Advent included the appropriate amount of anticipation, reflection, and celebration. Epiphany brought with it a sense of solidarity with the human race for whom Christ came. Unfortunately, Ash Wednesday fell on a day when I woke up unsure that God even exists, in a week when I felt betrayed by a group of Christians, and in a month full of writing deadlines and social commitments. Although I diligently kept my fast throughout the season, I felt as though I did a better job honoring the letter of the law than the spirit of the law. I’d hoped to get into a steady rhythm of daily prayer and reflection, but instead I found myself feeling distant from God, distracted by work, and cynical about the Church.

I guess in the back of my mind I’d hoped that all the liturgy and symbolism and tradition would magically restore my hope in Christianity and miraculously cure me of my doubts about God.  Isn’t that why young evangelicals have rushed out and purchased The Book of Common Prayer?

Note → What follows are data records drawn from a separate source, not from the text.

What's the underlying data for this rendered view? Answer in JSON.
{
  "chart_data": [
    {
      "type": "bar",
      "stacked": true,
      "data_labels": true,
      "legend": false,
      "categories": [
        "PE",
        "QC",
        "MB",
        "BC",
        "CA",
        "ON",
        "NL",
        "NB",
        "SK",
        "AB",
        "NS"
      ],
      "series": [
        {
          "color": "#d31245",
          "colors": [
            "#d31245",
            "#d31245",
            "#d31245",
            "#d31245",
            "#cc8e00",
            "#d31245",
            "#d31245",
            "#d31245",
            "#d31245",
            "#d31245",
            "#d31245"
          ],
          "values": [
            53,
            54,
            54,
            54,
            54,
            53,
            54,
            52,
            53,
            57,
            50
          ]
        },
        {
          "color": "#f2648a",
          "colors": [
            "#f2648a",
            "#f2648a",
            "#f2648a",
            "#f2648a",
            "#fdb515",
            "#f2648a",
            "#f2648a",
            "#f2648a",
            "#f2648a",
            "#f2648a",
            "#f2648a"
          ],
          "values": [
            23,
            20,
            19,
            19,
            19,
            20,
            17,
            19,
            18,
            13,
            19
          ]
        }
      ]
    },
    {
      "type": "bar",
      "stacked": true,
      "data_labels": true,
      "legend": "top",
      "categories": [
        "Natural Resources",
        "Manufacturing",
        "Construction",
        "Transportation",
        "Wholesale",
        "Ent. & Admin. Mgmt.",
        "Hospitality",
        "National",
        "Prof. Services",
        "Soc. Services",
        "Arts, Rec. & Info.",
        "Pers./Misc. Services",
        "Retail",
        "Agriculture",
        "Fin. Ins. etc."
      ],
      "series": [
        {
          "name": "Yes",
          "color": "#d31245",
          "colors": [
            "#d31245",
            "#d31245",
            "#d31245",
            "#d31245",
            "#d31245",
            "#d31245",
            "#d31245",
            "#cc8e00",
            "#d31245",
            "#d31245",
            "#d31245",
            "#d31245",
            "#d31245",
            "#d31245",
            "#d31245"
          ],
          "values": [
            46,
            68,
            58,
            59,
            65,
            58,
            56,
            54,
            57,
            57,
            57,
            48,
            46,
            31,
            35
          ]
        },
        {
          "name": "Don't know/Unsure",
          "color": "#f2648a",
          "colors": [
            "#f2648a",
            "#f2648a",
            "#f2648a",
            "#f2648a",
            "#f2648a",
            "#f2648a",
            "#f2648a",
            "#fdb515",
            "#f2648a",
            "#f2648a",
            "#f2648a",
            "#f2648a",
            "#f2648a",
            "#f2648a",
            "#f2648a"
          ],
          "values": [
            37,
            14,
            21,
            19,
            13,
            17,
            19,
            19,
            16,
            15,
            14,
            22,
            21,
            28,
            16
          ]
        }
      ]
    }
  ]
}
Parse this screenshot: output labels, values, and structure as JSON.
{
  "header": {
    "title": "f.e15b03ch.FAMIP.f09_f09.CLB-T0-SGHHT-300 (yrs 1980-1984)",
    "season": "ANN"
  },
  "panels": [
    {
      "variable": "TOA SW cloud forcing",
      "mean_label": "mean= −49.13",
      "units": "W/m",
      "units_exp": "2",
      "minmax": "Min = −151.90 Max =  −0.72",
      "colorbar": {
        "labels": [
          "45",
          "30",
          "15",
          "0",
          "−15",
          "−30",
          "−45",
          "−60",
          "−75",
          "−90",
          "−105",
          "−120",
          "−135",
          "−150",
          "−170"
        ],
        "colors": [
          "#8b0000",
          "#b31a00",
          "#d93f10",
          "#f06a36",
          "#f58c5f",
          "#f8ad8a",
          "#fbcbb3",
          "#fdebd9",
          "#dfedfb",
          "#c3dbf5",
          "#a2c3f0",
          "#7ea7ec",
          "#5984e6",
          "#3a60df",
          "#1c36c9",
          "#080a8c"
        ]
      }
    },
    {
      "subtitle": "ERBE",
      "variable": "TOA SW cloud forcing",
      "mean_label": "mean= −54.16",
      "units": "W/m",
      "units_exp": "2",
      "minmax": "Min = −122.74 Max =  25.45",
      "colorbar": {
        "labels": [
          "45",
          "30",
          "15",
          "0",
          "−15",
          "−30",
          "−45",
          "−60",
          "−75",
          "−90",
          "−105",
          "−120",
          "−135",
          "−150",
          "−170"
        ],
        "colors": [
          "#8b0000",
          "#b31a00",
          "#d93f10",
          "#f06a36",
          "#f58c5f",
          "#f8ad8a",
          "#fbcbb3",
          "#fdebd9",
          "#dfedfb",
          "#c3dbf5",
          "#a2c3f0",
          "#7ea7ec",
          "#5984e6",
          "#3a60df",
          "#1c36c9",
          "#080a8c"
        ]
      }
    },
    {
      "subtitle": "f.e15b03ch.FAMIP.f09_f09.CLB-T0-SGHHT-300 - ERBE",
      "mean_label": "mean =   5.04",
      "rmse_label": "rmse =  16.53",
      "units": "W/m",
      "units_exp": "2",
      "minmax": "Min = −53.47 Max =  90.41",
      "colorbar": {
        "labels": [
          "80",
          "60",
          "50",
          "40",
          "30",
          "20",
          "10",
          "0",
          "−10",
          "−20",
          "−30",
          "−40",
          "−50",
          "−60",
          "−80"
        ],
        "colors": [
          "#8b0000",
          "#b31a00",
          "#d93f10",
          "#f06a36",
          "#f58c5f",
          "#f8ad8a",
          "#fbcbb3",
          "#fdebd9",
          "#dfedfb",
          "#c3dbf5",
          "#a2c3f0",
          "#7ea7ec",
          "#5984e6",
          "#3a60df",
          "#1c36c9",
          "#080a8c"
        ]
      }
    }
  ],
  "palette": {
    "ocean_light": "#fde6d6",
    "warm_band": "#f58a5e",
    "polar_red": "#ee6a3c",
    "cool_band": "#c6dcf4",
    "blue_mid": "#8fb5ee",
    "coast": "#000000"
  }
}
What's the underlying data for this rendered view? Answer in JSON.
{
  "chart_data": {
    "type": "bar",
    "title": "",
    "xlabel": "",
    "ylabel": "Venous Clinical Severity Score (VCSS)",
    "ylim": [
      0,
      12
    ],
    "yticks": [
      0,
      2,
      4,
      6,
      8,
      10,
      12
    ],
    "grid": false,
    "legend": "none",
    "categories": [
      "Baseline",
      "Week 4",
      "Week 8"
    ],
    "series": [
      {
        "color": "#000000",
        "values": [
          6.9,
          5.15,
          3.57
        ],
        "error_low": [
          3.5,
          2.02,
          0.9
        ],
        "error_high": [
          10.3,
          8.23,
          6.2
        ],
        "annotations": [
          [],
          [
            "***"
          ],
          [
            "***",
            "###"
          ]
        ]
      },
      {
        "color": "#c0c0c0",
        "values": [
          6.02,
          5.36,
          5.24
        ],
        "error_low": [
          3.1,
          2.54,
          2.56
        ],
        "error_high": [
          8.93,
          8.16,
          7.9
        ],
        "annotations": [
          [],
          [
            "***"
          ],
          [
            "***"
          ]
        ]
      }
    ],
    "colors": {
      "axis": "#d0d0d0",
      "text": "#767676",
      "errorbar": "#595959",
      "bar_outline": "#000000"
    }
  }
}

Isn’t that why troubled, poetic folks like Anne Lamott and Sara Miles are Anglican? 

But the crumpled fronds and awkward crosses spread across my dining room table spoke not of holiness, but of imperfection. Messy, screwed-up, real-life imperfection.

It took a few hours and a few completed crosses for me to realize that this is how it’s supposed to be.

The symbolism was perfectly imperfect.

Holy Week wasn’t perfect for the disciples. They betrayed, ran away, lied, despaired, and doubted.

Holy Week wasn’t perfect for Jesus. He wept. He wondered if there was another way.  He experienced the same agony and isolation that inspired the poet David to ask, “My God, my God. Why have you forsaken me?”

Holy Week isn’t perfect for the Church. It comes amid scandal, division, persecution, and complacency.

Holy Week isn’t perfect for God, as he looks down upon the messes we have made, the stupid wars that we wage, and the imperfect representation of His son that we clumsily project to the world.

For most of us, holy week isn’t so holy. In fact, it's more like the unholy mess spread across my kitchen table on a cold and rainy Palm Sunday afternoon.

But maybe that’s how it’s supposed to be. Maybe Holy Week isn’t about perfection maintained, but about imperfection restored—an execution device transformed into a symbol of pardon, three denials transformed into three declarations of love, a tomb transformed into the birthplace of hope.

The symbolism is beautiful.

***

Do you struggle with disappointment when Holy Week turns into an unholy mess? What have you learned from the imperfect moments during Lent?